District Court Rules CFPB’s Claims Precluded by Prior Consent Judgment
The U.S. District Court for the Southern District of Florida recently granted a partial summary judgment in favor of a national mortgage servicer, reducing the CFPB’s claims in its lawsuit alleging various servicing-related violations. The court found that nine of the CFPB’s ten claims were premised on servicing activity which allegedly occurred prior to the expiration of a three-year consent judgment previously entered in 2014 and were thus barred by claim preclusion.
The 2014 consent judgment, which went into effect in February 2014 and expired in February 2017, arose from a lawsuit brought by the CFPB and 49 states in the District Court for the District of Columbia alleging various servicing violations. The terms of the consent judgment imposed certain obligations on the servicer, including specific servicing standards and an agreement to abide by certain dispute resolution procedures for addressing any noncompliance issues.
The CFPB brought the current lawsuit in April 2017, alleging continuing servicing violations that originated in January 2014. The servicer filed a motion for summary judgment arguing that, under claim preclusion, a final judgment on the merits such as the 2014 consent judgment bars the parties to a prior action from re-litigating claims that were raised, or could have been raised, in the prior action. The CFPB maintained that their claims in the present case differ from those previously resolved by the 2014 consent judgment, but the court found the CFPB’s “attempts to distinguish” the two cases “artificial” when nine of ten counts alleged by the CFPB are “substantially the same” as the claims covered by the 2014 consent judgment. The court also noted that the CFPB has not identified “new matters that were not or could not have been subjected to the dispute resolution procedures and enforcement mechanism prescribed by” the 2014 judgment.
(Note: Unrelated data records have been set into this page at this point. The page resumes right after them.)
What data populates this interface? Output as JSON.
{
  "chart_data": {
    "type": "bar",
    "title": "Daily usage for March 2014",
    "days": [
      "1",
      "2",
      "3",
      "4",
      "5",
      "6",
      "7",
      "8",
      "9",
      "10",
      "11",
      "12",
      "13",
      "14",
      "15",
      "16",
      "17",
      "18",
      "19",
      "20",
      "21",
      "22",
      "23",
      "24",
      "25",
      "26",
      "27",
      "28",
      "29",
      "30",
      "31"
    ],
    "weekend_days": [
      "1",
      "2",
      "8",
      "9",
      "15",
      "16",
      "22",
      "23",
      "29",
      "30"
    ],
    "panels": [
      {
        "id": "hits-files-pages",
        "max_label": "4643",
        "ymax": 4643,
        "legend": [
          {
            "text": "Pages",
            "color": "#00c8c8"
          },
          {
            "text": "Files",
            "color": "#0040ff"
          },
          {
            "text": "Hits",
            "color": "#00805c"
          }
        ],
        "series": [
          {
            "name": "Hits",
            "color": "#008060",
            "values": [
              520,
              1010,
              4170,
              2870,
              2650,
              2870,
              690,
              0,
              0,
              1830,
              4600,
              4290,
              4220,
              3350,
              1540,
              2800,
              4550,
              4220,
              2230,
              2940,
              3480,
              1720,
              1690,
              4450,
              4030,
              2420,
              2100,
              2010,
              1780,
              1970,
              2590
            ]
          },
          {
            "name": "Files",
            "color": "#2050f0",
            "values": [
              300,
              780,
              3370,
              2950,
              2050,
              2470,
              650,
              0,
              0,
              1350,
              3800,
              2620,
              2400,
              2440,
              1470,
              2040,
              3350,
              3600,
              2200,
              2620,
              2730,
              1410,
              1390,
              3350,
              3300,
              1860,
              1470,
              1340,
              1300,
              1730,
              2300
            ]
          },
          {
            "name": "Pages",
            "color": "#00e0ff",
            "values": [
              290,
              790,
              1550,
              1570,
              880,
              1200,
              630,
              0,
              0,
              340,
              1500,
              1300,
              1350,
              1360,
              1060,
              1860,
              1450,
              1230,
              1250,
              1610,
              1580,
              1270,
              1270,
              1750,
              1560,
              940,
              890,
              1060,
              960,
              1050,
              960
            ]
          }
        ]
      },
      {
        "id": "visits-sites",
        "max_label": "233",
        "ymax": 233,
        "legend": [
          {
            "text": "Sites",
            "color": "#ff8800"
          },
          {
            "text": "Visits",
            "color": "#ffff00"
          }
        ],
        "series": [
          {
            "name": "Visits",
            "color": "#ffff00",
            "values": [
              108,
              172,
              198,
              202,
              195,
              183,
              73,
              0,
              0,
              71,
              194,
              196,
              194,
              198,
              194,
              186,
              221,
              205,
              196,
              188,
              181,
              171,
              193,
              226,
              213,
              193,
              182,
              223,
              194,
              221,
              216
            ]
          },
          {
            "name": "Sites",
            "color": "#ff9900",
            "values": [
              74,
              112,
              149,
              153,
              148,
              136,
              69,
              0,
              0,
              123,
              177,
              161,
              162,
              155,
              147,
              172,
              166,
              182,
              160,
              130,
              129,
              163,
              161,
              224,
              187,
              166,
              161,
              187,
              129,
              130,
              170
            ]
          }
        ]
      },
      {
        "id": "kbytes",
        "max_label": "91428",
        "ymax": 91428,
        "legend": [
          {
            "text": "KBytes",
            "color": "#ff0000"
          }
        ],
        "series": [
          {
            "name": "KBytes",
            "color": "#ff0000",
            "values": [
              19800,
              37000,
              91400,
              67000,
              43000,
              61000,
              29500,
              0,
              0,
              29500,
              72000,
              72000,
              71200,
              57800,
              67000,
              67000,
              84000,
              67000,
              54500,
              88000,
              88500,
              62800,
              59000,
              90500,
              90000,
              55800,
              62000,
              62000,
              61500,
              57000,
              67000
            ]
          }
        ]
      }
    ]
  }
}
In granting partial summary judgment, the court found that the CFPB’s claims in both lawsuits “plainly derive from the same nucleus of operative fact[s]” and that because the 2014 consent judgment constituted a “final judgment on the merits,” it precludes the claims in the CFPB’s present lawsuit.
The court reserved a complete ruling pending the submission of a statement from the CFPB indicating whether it intends to pursue claims for alleged servicing misconduct occurring after the expiration of the 2014 consent judgment.